Discovery

Overview

In order to form or connect to a running cluster, a Core Server or a Read Replica needs to know the addresses of some of the Core Servers. This information is used to bind to the Core Servers in order to run the discovery protocol and get the full information about the cluster. The way in which this is best done depends on the configuration in each specific case.

If the addresses of the other cluster members are known upfront, they can be listed explicitly. This is convenient, but has limitations:

  • If Core members are replaced and the new members have different addresses, the list will become outdated. An outdated list can be avoided by ensuring that the new members can be reached via the same address as the old members, but this is not always practical.

  • Under some circumstances the addresses are unknown when configuring the cluster. This can be the case, for example, when using container orchestration to deploy a Causal Cluster.

Additional mechanisms for using DNS are provided for the cases where it is not practical or possible to explicitly list the addresses of cluster members to discover.

The discovery configuration is just used for initial discovery and a running cluster will continuously exchange information about changes to the topology.
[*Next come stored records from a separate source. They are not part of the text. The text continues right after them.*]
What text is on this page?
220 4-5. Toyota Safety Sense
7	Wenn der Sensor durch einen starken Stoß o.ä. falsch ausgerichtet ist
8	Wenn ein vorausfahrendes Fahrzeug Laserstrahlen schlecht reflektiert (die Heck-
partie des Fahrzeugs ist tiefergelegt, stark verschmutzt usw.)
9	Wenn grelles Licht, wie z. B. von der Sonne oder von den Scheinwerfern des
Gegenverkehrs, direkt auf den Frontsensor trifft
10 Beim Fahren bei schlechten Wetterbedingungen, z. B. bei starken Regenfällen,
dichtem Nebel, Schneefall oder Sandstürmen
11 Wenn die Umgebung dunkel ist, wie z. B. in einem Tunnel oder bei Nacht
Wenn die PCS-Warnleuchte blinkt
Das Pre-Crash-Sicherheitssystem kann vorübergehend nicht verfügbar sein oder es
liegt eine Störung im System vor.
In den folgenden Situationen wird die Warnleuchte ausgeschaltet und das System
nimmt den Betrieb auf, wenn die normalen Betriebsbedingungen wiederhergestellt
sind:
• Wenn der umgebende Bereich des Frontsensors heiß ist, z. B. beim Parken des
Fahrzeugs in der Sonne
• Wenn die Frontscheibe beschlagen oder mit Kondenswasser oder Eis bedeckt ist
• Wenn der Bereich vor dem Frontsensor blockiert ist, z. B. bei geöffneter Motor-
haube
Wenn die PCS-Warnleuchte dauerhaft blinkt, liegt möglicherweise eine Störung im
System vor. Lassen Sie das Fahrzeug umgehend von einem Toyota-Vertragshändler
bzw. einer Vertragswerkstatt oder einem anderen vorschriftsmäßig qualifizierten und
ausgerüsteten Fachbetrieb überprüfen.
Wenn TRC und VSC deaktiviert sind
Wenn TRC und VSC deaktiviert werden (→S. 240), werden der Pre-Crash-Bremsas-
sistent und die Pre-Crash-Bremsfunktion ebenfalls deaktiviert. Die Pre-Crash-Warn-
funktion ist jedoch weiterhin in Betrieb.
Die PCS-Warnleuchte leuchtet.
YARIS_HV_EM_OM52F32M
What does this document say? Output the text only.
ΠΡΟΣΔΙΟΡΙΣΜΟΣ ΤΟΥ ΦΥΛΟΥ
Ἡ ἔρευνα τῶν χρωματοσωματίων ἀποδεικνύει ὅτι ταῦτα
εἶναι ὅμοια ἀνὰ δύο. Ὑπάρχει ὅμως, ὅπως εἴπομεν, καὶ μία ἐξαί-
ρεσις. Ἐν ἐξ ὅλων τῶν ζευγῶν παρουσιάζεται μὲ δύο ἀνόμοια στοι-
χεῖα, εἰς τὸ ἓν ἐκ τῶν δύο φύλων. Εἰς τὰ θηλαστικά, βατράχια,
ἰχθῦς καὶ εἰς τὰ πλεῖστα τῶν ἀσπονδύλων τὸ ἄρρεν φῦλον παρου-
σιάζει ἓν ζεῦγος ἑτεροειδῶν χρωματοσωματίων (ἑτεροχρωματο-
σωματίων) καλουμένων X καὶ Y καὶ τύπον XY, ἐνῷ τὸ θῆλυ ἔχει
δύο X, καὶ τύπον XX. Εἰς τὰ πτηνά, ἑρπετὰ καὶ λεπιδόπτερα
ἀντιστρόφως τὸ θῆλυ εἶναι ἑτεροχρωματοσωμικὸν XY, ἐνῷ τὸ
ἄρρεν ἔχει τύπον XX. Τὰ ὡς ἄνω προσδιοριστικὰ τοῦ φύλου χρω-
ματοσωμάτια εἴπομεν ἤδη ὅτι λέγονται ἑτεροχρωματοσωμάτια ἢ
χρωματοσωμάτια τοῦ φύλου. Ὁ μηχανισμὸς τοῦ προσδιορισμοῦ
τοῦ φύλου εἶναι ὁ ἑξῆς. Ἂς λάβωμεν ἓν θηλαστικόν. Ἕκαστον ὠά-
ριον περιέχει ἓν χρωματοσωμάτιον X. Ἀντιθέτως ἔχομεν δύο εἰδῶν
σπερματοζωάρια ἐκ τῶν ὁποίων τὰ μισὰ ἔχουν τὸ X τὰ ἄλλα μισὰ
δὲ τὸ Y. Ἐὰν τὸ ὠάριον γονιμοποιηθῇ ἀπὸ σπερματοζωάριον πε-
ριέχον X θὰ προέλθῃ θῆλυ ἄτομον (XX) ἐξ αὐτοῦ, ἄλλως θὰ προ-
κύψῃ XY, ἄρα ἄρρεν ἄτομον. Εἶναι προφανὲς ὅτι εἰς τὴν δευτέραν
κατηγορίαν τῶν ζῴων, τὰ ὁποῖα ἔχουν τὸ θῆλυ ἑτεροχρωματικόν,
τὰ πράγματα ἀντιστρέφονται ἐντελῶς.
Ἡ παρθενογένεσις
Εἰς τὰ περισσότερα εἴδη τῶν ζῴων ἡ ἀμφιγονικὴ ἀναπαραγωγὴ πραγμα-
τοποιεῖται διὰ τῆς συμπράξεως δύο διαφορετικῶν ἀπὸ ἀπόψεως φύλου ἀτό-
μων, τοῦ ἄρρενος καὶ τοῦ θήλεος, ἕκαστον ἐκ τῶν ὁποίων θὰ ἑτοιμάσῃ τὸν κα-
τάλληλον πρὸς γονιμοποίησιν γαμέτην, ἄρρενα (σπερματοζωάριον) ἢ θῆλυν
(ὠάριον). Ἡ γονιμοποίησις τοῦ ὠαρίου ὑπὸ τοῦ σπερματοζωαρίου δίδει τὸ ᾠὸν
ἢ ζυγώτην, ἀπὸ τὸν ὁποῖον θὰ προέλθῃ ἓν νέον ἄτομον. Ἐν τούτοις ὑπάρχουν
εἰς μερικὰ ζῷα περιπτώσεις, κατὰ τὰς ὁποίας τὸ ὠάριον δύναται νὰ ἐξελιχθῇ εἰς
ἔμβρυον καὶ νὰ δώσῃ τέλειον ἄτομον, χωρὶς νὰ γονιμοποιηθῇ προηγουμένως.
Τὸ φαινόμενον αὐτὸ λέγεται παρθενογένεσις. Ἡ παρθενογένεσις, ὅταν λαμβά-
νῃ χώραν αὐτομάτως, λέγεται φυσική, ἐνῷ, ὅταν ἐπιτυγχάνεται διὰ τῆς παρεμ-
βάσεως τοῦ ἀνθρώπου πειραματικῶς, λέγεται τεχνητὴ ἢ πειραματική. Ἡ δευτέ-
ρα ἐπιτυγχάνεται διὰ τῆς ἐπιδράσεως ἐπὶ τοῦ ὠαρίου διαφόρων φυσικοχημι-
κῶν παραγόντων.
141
The behavior of the initial discovery is determined by the parameters causal_clustering.discovery_type and causal_clustering.initial_discovery_members, and is described in the following sections.

Discovery using a list of server addresses

If the addresses of the other cluster members are known upfront, they can be listed explicitly. We use the default causal_clustering.discovery_type=LIST and hard code the addresses in the configuration of each machine. This alternative is illustrated by Configure a Core-only cluster.

Discovery using DNS with multiple records

When using initial discovery with DNS, a DNS record lookup is performed when an instance starts up. Once an instance has joined a cluster, further membership changes are communicated amongst Core members as part of the discovery service.

The following DNS-based mechanisms can be used to get the addresses of Core Cluster members for discovery:

causal_clustering.discovery_type=DNS

With this configuration, the initial discovery members will be resolved from DNS A records to find the IP addresses to contact. The value of causal_clustering.initial_discovery_members should be set to a single domain name and the port of the discovery service. For example: causal_clustering.initial_discovery_members=cluster01.example.com:5000. The domain name should return an A record for every Core member when a DNS lookup is performed. Each A record returned by DNS should contain the IP address of the Core Server. The configured Core Server will use all the IP addresses from the A records to join or form a cluster.

The discovery port must be the same on all Cores when using this configuration. If this is not possible, consider using the discovery type SRV instead.

causal_clustering.discovery_type=SRV

With this configuration, the initial discovery members will be resolved from DNS SRV records to find the IP addresses/hostnames and discovery service ports to contact. The value of causal_clustering.initial_discovery_members should be set to a single domain name and the port set to 0. For example: causal_clustering.initial_discovery_members=cluster01.example.com:0. The domain name should return a single SRV record when a DNS lookup is performed. The SRV record returned by DNS should contain the IP address or hostname, and the discovery port, for the Core Servers to be discovered. The configured Core Server will use all the addresses from the SRV record to join or form a cluster.

Discovery in Kubernetes

A special case is when a Causal Cluster is running in Kubernetes and each Core Server is running as a Kubernetes service. Then, the addresses of the Core Cluster members can be obtained using the List Service API, as described in the Kubernetes API documentation.

The following settings are used to configure for this scenario:

With this configuration, causal_clustering.initial_discovery_members is not used and any value assigned to it will be ignored.

  • The pod running Neo4j must use a service account which has permission to list services. For further information, see the Kubernetes documentation on RBAC authorization or ABAC authorization.

  • The configured causal_clustering.discovery_advertised_address must exactly match the Kubernetes-internal DNS name, which will be of the form <service-name>.<namespace>.svc.cluster.local.

As with DNS-based methods, the Kubernetes record lookup is only performed at startup.